Как сладко представлять, что тебя больше нет! Как безмятежны кладбища! Там, окутанные саваном, с руками, скрещенными на груди, лежат мертвые. Столетия проходят, тревожа их не более чем ветер, пробежавший по траве. Как часто мой взгляд был прикован к каменным статуям, простертым на надгробиях в приделах соборов! Их покой так глубок, что нет ничего на этом свете, подобного ему, в их улыбке могильный холод, они словно спят и наслаждаются смертью. Не надо больше плакать от безысходного бессилия, когда вокруг все рушится, как гнилые леса. Там счастье, превосходящее счастье жизни, радость без завтрашнего дня, грезы без пробуждения. А после, быть может, по ту сторону звезд, им откроется мир иной, прекраснейший, жизнь светлая и благоуханная. Возможно, в ней будет что- то от аромата роз и свежести лугов. О нет! Лучше думать, что мертвые мертвы навечно, за гробом пустота, а если остается еще какое-либо чувство, то нужно оно для того, чтоб ощутить собственное небытие, чтобы смерть любовалась и восхищалась собою. Там жизни ровно столько, чтобы можно было знать — тебя больше нет.
Я поднимался на башни, наклонившись над пропастью, вглядывался в нее до головокружения, с непреодолимым желанием броситься вниз, лететь, исчезнуть в воздухе. Я примерял к руке кинжал, прикладывал дуло пистолета ко лбу, приучая себя к холоду металла, к остроте лезвия. Иной раз я глядел, как поворачивают за угол ломовые телеги, как под тяжелыми широкими колесами крошится в пыль мостовая, и думал: вот так бы треснула и моя голова, а лошади бы не прибавили шага. Но я не хотел, чтобы меня зарыли, боялся гроба, пусть бы мое тело оставили в чаще леса, на ложе из облетевшей листвы, чтобы птицы и грозовые дожди помогли ему медленно исчезнуть.

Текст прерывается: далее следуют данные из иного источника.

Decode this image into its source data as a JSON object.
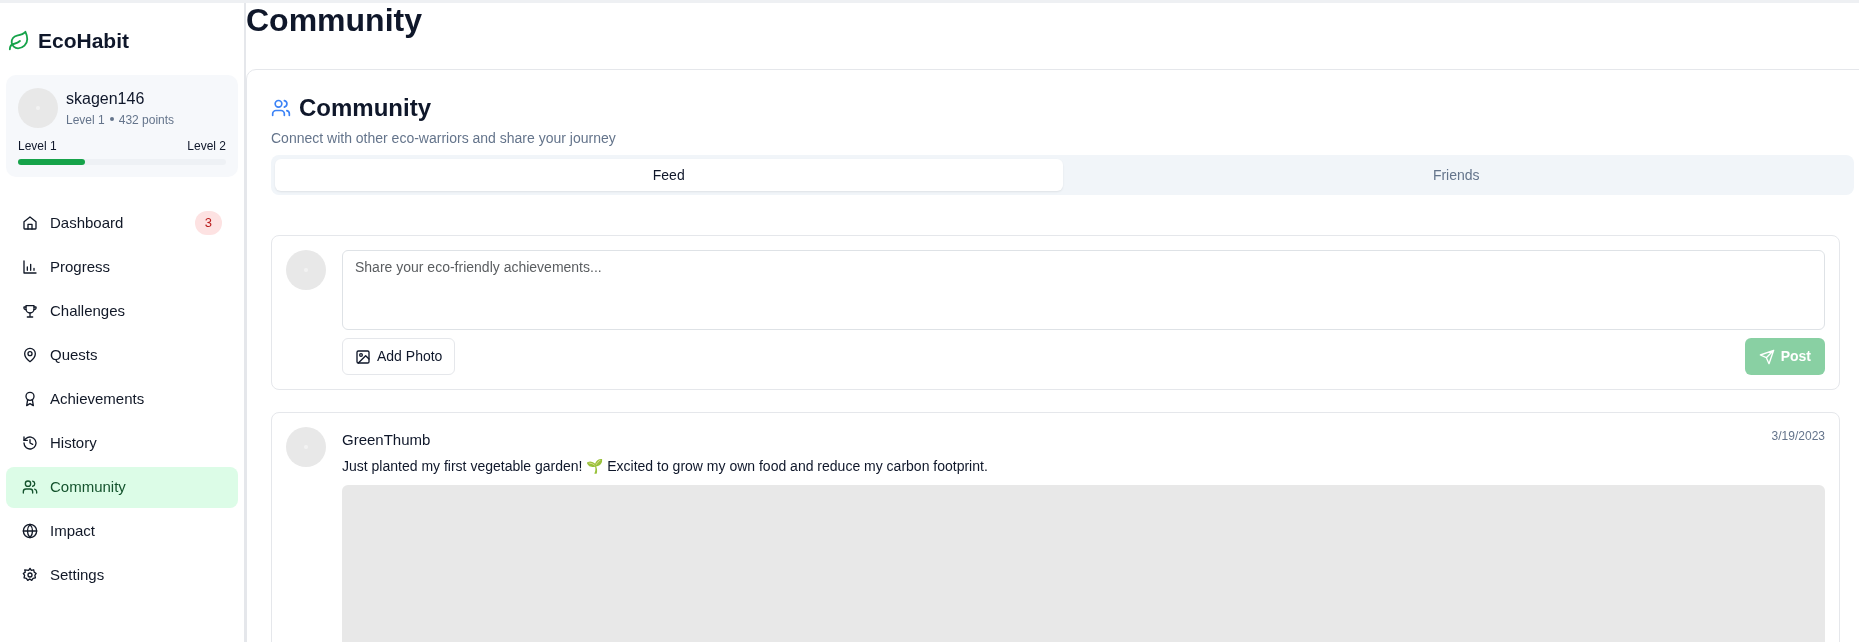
{
  "brand": {
    "name": "EcoHabit"
  },
  "user": {
    "name": "skagen146",
    "level_text": "Level 1",
    "points_text": "432 points",
    "current_level": "Level 1",
    "next_level": "Level 2",
    "level": 0.32
  },
  "nav": [
    {
      "label": "Dashboard",
      "selected": false,
      "badge": "3"
    },
    {
      "label": "Progress",
      "selected": false
    },
    {
      "label": "Challenges",
      "selected": false
    },
    {
      "label": "Quests",
      "selected": false
    },
    {
      "label": "Achievements",
      "selected": false
    },
    {
      "label": "History",
      "selected": false
    },
    {
      "label": "Community",
      "selected": true
    },
    {
      "label": "Impact",
      "selected": false
    },
    {
      "label": "Settings",
      "selected": false
    }
  ],
  "page_title": "Community",
  "card": {
    "title": "Community",
    "subtitle": "Connect with other eco-warriors and share your journey"
  },
  "tabs": [
    {
      "label": "Feed",
      "selected": true
    },
    {
      "label": "Friends",
      "selected": false
    }
  ],
  "composer": {
    "placeholder": "Share your eco-friendly achievements...",
    "add_photo": "Add Photo",
    "post": "Post",
    "post_disabled": true
  },
  "posts": [
    {
      "author": "GreenThumb",
      "date": "3/19/2023",
      "text": "Just planted my first vegetable garden! 🌱 Excited to grow my own food and reduce my carbon footprint.",
      "kind": "picture"
    }
  ]
}
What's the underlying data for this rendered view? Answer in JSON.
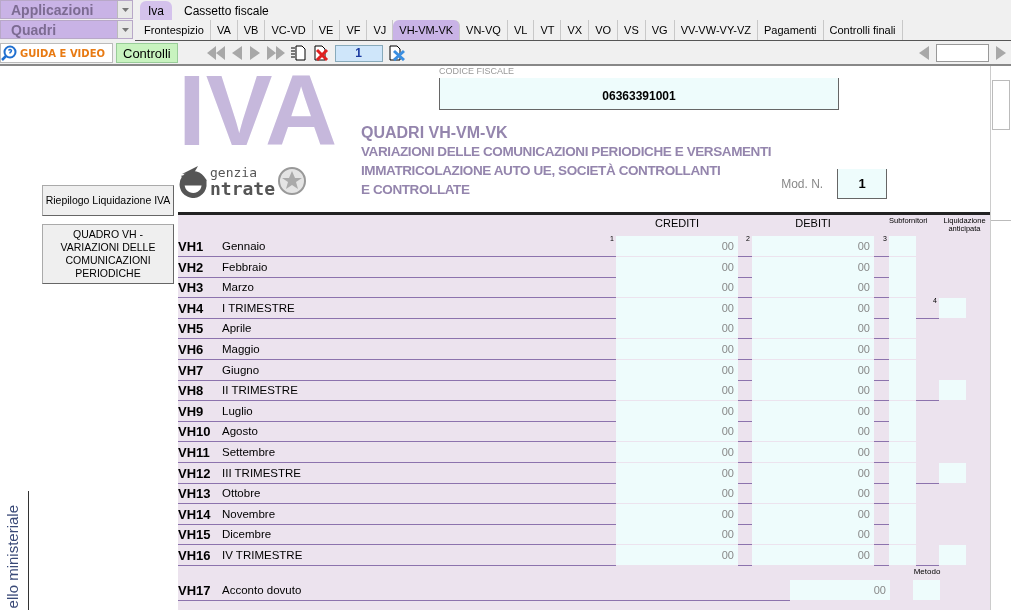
{
  "app_menus": [
    {
      "label": "Applicazioni"
    },
    {
      "label": "Quadri"
    }
  ],
  "top_tabs": [
    {
      "label": "Iva",
      "selected": true
    },
    {
      "label": "Cassetto fiscale",
      "selected": false
    }
  ],
  "quadri_tabs": [
    {
      "label": "Frontespizio",
      "selected": false
    },
    {
      "label": "VA",
      "selected": false
    },
    {
      "label": "VB",
      "selected": false
    },
    {
      "label": "VC-VD",
      "selected": false
    },
    {
      "label": "VE",
      "selected": false
    },
    {
      "label": "VF",
      "selected": false
    },
    {
      "label": "VJ",
      "selected": false
    },
    {
      "label": "VH-VM-VK",
      "selected": true
    },
    {
      "label": "VN-VQ",
      "selected": false
    },
    {
      "label": "VL",
      "selected": false
    },
    {
      "label": "VT",
      "selected": false
    },
    {
      "label": "VX",
      "selected": false
    },
    {
      "label": "VO",
      "selected": false
    },
    {
      "label": "VS",
      "selected": false
    },
    {
      "label": "VG",
      "selected": false
    },
    {
      "label": "VV-VW-VY-VZ",
      "selected": false
    },
    {
      "label": "Pagamenti",
      "selected": false
    },
    {
      "label": "Controlli finali",
      "selected": false
    }
  ],
  "toolbar": {
    "guide_button": "GUIDA E VIDEO",
    "controls_button": "Controlli",
    "page_number": "1"
  },
  "sidebar": {
    "buttons": [
      "Riepilogo Liquidazione IVA",
      "QUADRO VH - VARIAZIONI DELLE COMUNICAZIONI PERIODICHE"
    ],
    "vertical_text": "ello ministeriale"
  },
  "header": {
    "logo_letters": "IVA",
    "agency_top": "genzia",
    "agency_bottom": "ntrate",
    "codice_fiscale_label": "CODICE FISCALE",
    "codice_fiscale": "06363391001",
    "title": "QUADRI VH-VM-VK",
    "subtitle_lines": [
      "VARIAZIONI DELLE COMUNICAZIONI PERIODICHE E VERSAMENTI",
      "IMMATRICOLAZIONE AUTO UE, SOCIETÀ CONTROLLANTI",
      "E CONTROLLATE"
    ],
    "mod_label": "Mod. N.",
    "mod_value": "1"
  },
  "columns": {
    "credits": "CREDITI",
    "debits": "DEBITI",
    "subcontractors": "Subfornitori",
    "advance": "Liquidazione anticipata"
  },
  "rows": [
    {
      "code": "VH1",
      "label": "Gennaio",
      "kind": "month",
      "credits": "00",
      "debits": "00",
      "numbers": [
        "1",
        "2",
        "3"
      ]
    },
    {
      "code": "VH2",
      "label": "Febbraio",
      "kind": "month",
      "credits": "00",
      "debits": "00"
    },
    {
      "code": "VH3",
      "label": "Marzo",
      "kind": "month",
      "credits": "00",
      "debits": "00"
    },
    {
      "code": "VH4",
      "label": "I TRIMESTRE",
      "kind": "quarter",
      "credits": "00",
      "debits": "00",
      "advance_number": "4"
    },
    {
      "code": "VH5",
      "label": "Aprile",
      "kind": "month",
      "credits": "00",
      "debits": "00"
    },
    {
      "code": "VH6",
      "label": "Maggio",
      "kind": "month",
      "credits": "00",
      "debits": "00"
    },
    {
      "code": "VH7",
      "label": "Giugno",
      "kind": "month",
      "credits": "00",
      "debits": "00"
    },
    {
      "code": "VH8",
      "label": "II TRIMESTRE",
      "kind": "quarter",
      "credits": "00",
      "debits": "00"
    },
    {
      "code": "VH9",
      "label": "Luglio",
      "kind": "month",
      "credits": "00",
      "debits": "00"
    },
    {
      "code": "VH10",
      "label": "Agosto",
      "kind": "month",
      "credits": "00",
      "debits": "00"
    },
    {
      "code": "VH11",
      "label": "Settembre",
      "kind": "month",
      "credits": "00",
      "debits": "00"
    },
    {
      "code": "VH12",
      "label": "III TRIMESTRE",
      "kind": "quarter",
      "credits": "00",
      "debits": "00"
    },
    {
      "code": "VH13",
      "label": "Ottobre",
      "kind": "month",
      "credits": "00",
      "debits": "00"
    },
    {
      "code": "VH14",
      "label": "Novembre",
      "kind": "month",
      "credits": "00",
      "debits": "00"
    },
    {
      "code": "VH15",
      "label": "Dicembre",
      "kind": "month",
      "credits": "00",
      "debits": "00"
    },
    {
      "code": "VH16",
      "label": "IV TRIMESTRE",
      "kind": "quarter",
      "credits": "00",
      "debits": "00"
    }
  ],
  "advance_row": {
    "code": "VH17",
    "label": "Acconto dovuto",
    "value": "00",
    "method_label": "Metodo"
  }
}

Однажды зимой в Париже я долго стоял на Новом мосту. Сена вскрылась, округлые глыбы льда медленно плыли по течению и разбивались под арками, вода была зеленоватой, я думал о тех, кто покончил с собой, бросившись в нее. Сколько людей прошло там, где теперь стоял я, они гордо спешили к любимым, торопились на службу, но однажды возвращались сюда, брели медленно, вздрагивая от предчувствия смерти! Вот они останавливаются у перил, взбираются на них, бросаются вниз. О, сколько несчастий закончилось здесь, сколько радостей началось! Какая холодная и сырая могила! Она для всех открыта. И они медленно плывут там, в глубине, синие, с застывшими в судороге лицами, холодные волны баюкают их и ласково уносят в море.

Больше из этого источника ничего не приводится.